Aria lo miró un poco más tranquila, mientras sentía la brisa que le revolvía el flequillo, y le recordaba que ya no estaba en casa...


—Director Blanchard. — La castaña le había tocado el hombro a su compañero.


—¿Sí, directora D'amore? —Respondió torpemente.


—Veo que no has cambiado nada, mi querido amigo. — Dijo riendo ligeramente la mujer, notando como la joven le tiraba de la manga al que tenía en frente. —¿Puedo saber quien es la agradable señorita detrás de ti? —


-Ella es Aria. —Señaló. —Aria, ella es la directora Fiona D'amore. —


—Un placer, directora D'amore. —


—El placer es todo mío. —


El tutor sintió una mirada penetrante proveniente de un joven que, como Aria con Hugo, se escondía detrás de Fiona. —¿Quién es... El joven? —


—Él es Oliver, Oliver, él es el director Blanchard. — Presentó la instructora.


Los cuatro se establecieron en un incómodo silencio, Aria apretaba sus labios mientras inspeccionaba con la mirada a la directora y al joven que tenía detrás. Oliver por su parte, miraba a Blanchard con tal intensidad, que pareciera que con solo una mirada, podría matarlo. Hugo sentía la mirada del joven, pero se centraba más en disfrutar la hermosa sensación de tener a su directora cerca, y Fiona... Bueno, ella solo ladeó su cabeza, distraída, como si por un instante, el mundo a su alrededor dejara de existir.


No más se dió cuenta que el momento estaba tenso, propuso a Hugo entrar mientras le invitaba a pasar, ya que la noche ya era visible, y no podían quedarse mucho tiempo ahí.


Con solo unas palmadas de Fiona, los estudiantes de Argent supieron que era la señal para volver al interior, y que el toque de queda empezaba para los colegiales.


—¿Les parece bien si empezamos a asignar habitaciones para que se acomoden y puedan descansar? — La directora le dio un vistazo a su lista, mientras Hugo se posicionaba a su lado, listo para ayudarle en lo que ella le pidiera. —Hugo... —


El hombre sintió un suave tirón en su manga, su piel se le erizó, y pudo sentir cómo su rostro enrojeció un poco. Al voltear su mirada, pudo ver los ojos cafés avellana preocupados de Fiona. —¿Podemos hablar en mi oficina un momento? —


El tutor asintió levemente. La directora casi nunca lo llamaba por su nombre, ya que sus momentos compartidos eran frente a estudiantes y no a solas. Ambos directores se dirigieron a la oficina, y pidieron no ser molestados.
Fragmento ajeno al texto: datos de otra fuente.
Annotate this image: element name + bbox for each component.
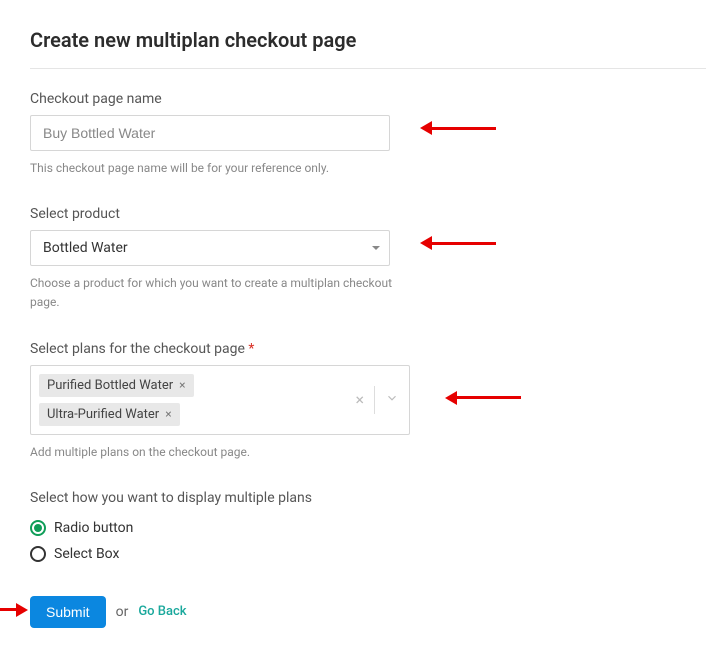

Por su parte, Aria estaba sentada entre las maletas de sus compañeros, evitando hablar con nadie. Solo quería estar sola, adaptarse... aunque le parecía imposible.


—¿Se encuentra bien, señorita? —Un joven rubio con uniforme impecable, se inclinó ligeramente, extendiendo la mano.


—Sí, todo en orden —susurró ella, casi inaudible. Asintió y lo dejó, caminando sin rumbo mientras buscaba a Hugo sin más. No necesito ayuda de un extraño, pensó.


—¿No te parece linda la joven que estaba como sombra del director de Glamour? Lástima que no pueda quedarme y cortejarla —susurró el rubio a Oliver, quien acababa de llegar a su lado.


—Me parece malhumorada, Maxwell... y además, ¿quién se queda pegada a su director todo el día mientras otros intentan acercarse? —Oliver la observó alejarse y pensó: Gracias a Dios que no compartiré habitación con ella...


Maxwell lo vió incrédulo, y sin humor, bufó. —El burro hablando de orejas. — Y se dispuso a buscar su maleta entre las demás.


Aria suspiró, observando cómo los otros estudiantes se acomodaban. Cuatro meses parecían una eternidad... y ella no estaba segura de estar lista para lo que vendría.